Monday, Jul. 23, 1951
700,000 Artists
ECA officials in Paris last week proudly displayed the winners in the biggest painting contest of the season. The competing artists: 700,000 European schoolchildren, aiming for $4,000 of ECA prize money. Theme: "The free peoples work together for a better life."
The youngsters, responding in numbers beyond the fondest hopes of ECA, worked out the theme in oils, watercolor and gouache. Some of the subjects: builders reconstructing homes and churches, porters unloading ships and trains, farmers planting their fields with U.S. grain.

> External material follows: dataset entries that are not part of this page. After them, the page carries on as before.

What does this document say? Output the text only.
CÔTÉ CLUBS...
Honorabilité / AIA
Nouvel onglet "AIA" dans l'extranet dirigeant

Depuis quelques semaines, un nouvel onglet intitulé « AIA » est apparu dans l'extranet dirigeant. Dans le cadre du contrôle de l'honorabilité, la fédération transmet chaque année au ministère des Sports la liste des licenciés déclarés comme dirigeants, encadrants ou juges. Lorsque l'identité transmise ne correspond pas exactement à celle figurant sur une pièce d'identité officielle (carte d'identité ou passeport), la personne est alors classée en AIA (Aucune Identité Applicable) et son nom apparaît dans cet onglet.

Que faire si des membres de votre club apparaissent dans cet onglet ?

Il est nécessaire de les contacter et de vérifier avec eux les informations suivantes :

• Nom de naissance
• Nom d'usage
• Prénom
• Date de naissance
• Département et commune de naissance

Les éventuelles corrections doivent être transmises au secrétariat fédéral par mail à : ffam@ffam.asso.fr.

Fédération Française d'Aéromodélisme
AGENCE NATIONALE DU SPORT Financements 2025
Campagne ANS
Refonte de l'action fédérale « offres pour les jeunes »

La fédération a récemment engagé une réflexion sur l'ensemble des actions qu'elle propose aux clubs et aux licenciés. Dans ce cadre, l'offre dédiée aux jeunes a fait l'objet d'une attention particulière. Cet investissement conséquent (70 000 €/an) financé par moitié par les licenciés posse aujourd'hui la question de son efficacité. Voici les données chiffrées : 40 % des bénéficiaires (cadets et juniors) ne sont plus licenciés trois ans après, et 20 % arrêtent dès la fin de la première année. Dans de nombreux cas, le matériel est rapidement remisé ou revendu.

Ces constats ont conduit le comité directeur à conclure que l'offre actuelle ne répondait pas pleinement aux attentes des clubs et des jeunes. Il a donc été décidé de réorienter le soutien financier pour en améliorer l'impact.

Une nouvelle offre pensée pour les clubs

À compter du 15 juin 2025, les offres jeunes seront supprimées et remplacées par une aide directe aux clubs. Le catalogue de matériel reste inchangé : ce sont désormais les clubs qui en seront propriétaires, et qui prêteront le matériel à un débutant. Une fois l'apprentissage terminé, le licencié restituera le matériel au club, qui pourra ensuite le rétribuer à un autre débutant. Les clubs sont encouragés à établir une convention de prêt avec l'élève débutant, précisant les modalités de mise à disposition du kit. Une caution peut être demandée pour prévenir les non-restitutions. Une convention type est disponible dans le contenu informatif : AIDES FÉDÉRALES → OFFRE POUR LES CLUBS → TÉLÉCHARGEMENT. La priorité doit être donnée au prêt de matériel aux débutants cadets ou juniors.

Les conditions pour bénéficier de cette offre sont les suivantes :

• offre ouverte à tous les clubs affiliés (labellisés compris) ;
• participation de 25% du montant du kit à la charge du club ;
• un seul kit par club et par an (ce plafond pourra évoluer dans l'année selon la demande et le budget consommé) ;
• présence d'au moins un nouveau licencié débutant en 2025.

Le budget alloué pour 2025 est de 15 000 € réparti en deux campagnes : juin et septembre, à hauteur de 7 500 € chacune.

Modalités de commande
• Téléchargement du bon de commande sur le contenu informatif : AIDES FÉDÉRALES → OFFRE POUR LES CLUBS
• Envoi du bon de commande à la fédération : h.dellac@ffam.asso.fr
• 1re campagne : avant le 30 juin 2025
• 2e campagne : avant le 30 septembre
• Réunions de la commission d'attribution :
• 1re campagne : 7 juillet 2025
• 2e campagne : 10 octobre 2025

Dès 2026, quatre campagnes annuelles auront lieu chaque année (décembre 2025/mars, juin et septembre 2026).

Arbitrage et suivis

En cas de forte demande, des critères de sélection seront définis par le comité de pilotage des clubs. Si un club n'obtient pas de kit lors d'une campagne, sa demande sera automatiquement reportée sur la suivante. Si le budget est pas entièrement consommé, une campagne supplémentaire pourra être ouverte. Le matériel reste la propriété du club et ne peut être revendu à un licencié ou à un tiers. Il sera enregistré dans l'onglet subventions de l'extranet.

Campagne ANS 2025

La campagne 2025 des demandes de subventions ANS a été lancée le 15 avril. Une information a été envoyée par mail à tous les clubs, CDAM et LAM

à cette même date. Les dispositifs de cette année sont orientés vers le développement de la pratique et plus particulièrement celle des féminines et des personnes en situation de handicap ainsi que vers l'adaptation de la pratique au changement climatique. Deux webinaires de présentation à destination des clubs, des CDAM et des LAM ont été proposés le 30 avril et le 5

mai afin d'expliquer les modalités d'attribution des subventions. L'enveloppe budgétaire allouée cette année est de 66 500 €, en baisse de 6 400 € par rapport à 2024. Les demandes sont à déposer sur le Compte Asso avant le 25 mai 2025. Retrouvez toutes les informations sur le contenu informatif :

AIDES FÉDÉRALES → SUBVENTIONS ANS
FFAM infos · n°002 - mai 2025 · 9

In successive judgings, the original entries were cut to 1,500, then to 300.
Winner of the first prize ($750) in the 12-to-16 age group was an Austrian boy named Franz Luttenberger, who did a happy gouache of his village. The other top prize went to a six-year-old French boy, Alain Cardot (4-to-11 class) for a spirited splash of workmen clambering over a half-built house. Alain was in seventh heaven. He lives in a cramped Paris tenement with his father, who is a pensioned French Resistance veteran, his mother and a sister. Said Alain: "Now, mama, I will buy you a bigger house."
ECA officials are planning to send the show on a tour of European capitals. Said one of them: "Frankly, we didn't expect anything this good."